Caesar, under some name, thinking of the early Church, has been put upon the final throne. The Bible’s answer is NO! Caesar is not to be put in the place of God and we as Christians, in the name of the Lordship of Christ, and all of life, must so think and act on the appropriate level. It should always be on the appropriate level. We have lots of room to move yet with our court cases, with the people we elect – all the things that we can do in this country. If, unhappily, we come to that place, the appropriate level must also include a disobedience to the state.

If you are not doing that, you haven’t thought it through. Jesus is not really on the throne. God is not central. You have made a false god central. Christ must be the final Lord and not society and not Caesar.

May I repeat the final sentence again?
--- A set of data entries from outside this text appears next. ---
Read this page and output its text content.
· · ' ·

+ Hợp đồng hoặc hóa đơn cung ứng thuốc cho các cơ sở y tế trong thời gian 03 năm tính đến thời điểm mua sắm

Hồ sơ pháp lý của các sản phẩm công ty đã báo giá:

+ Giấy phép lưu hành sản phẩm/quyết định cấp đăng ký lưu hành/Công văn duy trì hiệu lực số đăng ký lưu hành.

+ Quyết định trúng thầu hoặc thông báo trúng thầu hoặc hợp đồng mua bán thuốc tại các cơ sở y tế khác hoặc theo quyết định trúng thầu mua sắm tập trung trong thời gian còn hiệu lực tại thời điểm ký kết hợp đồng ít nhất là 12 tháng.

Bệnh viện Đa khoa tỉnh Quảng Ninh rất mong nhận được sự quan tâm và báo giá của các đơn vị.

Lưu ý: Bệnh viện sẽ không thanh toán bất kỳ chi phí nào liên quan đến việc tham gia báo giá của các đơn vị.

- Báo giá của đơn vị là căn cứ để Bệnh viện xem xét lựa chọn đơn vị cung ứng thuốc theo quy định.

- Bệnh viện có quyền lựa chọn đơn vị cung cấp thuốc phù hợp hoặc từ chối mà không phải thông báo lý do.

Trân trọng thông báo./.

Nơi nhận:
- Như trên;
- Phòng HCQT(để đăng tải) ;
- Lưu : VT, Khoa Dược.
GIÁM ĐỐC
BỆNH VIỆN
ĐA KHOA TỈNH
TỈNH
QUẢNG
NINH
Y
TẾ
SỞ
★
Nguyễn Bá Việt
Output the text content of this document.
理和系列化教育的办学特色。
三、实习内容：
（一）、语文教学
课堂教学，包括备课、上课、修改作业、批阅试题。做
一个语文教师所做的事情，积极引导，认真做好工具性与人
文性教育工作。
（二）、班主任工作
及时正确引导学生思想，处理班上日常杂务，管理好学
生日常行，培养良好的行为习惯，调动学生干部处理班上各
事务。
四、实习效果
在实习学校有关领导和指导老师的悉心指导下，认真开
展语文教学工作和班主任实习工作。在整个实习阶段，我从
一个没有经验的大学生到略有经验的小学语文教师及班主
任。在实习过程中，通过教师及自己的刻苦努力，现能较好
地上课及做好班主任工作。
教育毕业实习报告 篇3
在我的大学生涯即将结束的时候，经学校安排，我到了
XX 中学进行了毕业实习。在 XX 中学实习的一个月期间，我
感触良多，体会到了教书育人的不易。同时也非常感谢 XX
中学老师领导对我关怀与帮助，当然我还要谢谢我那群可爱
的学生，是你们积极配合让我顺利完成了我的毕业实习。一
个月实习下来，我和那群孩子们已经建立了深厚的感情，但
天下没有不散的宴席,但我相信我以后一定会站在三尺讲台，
CHRIST MUST BE THE FINAL LORD AND NOT CAESAR AND NOT SOCIETY. (Excerpts from a talk delivered in 1982 to the Coral Ridge Presbyterian Church in Florida. www.peopleforlife.org/francis.html )  

[1855 words]

6 Replies to “Francis Schaeffer, the State, and Civil Disobedience”

  1. (Very) Good Bill !
    I think you describe Schaeffer in a correct and true way.
    “The very important American apologist, writer, pastor and thinker”.
    It is an important “mark”, too often described his as a philosopher and Dr. Schaeffer.
    Schaeffer himself said he was an “evangelist.”
    What do I want to say with this, well that we don’t need to strive to apply to the philosophy programs at our universities…
    It is clear that our Lord can lead us to become skilled, credible so-called apologists….

  2. Thank you so much for this article, you articulate the situation so well.
    I wonder how this topic of (who is lord of your life or the fulfilment and application today of the first and second commandments) would be received by Christians in the pews of Australia today.

  3. Thank you so much Bill. This really hit home with me. We are indeed seeing the same things happen today with freedom fighters and whilstleblowers being put into jail for communicating corruption in govts.